Elephant Walk Injera & Curry House

3/5 stars

Dear Elephant Walk,

I really did want to love you (and don't worry, there's still chance for a redemption song). 
I loved your name, I loved your sign. I even loved the musk you emitted into the street. 
But here's what I didn't love:

1) Beer cost - we each ordered a large Taj beer (when in Rome), and they were $10 each. We got exposed because there was no drink menu with pricing, so we rolled the dice and the dice set our cash on fire.
2) The Lamb Vindaloo should've been called "Vindaloo with a dash of lamb". I am of the opinion that you can never have enough lamb - in this case, they fell short of my preferred lamb quantity of infinity by......infinity. 
3) There was a similar volume problem in the saag paneer, except in this case the absentee was the paneer. 
Saag paneer, to me, is to an Indian restaurant what a burger is to an American restaurant. That is, the whole menu lives and dies by the saag paneer. In this case, the saag paneer didn't kill the meal, but it certainly left a bad taste in my butt.
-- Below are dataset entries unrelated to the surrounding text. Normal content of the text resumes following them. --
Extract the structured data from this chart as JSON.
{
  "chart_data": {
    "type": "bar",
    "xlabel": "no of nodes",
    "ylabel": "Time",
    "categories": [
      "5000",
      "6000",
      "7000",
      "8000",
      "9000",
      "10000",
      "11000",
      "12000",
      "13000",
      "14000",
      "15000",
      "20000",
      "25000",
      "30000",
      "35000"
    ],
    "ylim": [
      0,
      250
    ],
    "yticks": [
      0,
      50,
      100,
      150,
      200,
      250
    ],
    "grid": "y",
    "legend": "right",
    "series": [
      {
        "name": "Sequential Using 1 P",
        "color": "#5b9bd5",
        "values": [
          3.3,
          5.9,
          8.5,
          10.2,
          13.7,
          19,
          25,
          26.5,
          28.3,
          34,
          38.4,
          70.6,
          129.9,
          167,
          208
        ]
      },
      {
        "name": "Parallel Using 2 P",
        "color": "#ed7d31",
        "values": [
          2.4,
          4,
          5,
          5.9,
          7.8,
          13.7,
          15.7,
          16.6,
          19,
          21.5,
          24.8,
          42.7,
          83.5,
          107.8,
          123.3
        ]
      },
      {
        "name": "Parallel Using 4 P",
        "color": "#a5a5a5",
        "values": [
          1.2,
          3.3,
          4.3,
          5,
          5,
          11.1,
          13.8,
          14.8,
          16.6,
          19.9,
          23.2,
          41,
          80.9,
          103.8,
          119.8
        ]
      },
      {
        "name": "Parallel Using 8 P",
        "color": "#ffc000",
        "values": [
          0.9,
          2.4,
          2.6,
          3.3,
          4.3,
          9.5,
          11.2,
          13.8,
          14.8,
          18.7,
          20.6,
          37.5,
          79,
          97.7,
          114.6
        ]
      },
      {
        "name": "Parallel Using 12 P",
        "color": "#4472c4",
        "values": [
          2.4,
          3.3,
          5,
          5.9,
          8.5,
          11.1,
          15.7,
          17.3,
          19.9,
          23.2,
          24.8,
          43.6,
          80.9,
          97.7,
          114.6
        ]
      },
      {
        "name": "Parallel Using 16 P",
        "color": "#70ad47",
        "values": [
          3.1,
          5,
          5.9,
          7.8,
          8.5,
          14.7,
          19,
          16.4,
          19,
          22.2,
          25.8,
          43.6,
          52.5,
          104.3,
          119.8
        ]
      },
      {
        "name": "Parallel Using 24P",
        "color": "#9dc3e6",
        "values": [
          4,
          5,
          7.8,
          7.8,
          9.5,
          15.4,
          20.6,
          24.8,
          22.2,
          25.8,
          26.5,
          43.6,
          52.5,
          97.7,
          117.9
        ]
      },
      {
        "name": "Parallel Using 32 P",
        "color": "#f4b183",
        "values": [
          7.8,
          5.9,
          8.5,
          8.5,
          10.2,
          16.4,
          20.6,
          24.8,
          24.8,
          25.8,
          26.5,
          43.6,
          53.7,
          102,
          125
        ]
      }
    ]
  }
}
As an Indian myself, I have the luxury of having homemade Indian food any time I make it home. So the fun of going to an Indian restaurant is to treat yo'self to "restaurant style" Indian food. That is, greasy oily fatty (delicious) Indian food. Elephant Walk walks more along the line of homemade Indian food - so for those who don't have the luxury of getting homemade Indian food at home, this is a good option. 
Also, this place does have the nicest interior of any Indian restaurant in Cincinnati. In fact, I just assumed that this was the owner's SECOND restaurant, because typically the first effort has a sloppier (read: budget) interior. But they balled out the first time around, so holler@yourinterior.com

OTHER SMALL TIDBITTIES
1) All night long, they played great bollywood songs, which made me want to shake my bollywood bum. In my bollywood booth. With a bollywood broad.
2) That Bhaingan Bhuna is the most bangin dish on the menu, girl hit that
3) Description of dishes would be helpful, so someone doesn't ask for a Rogan Josh only to get a plateful of Josh Groban.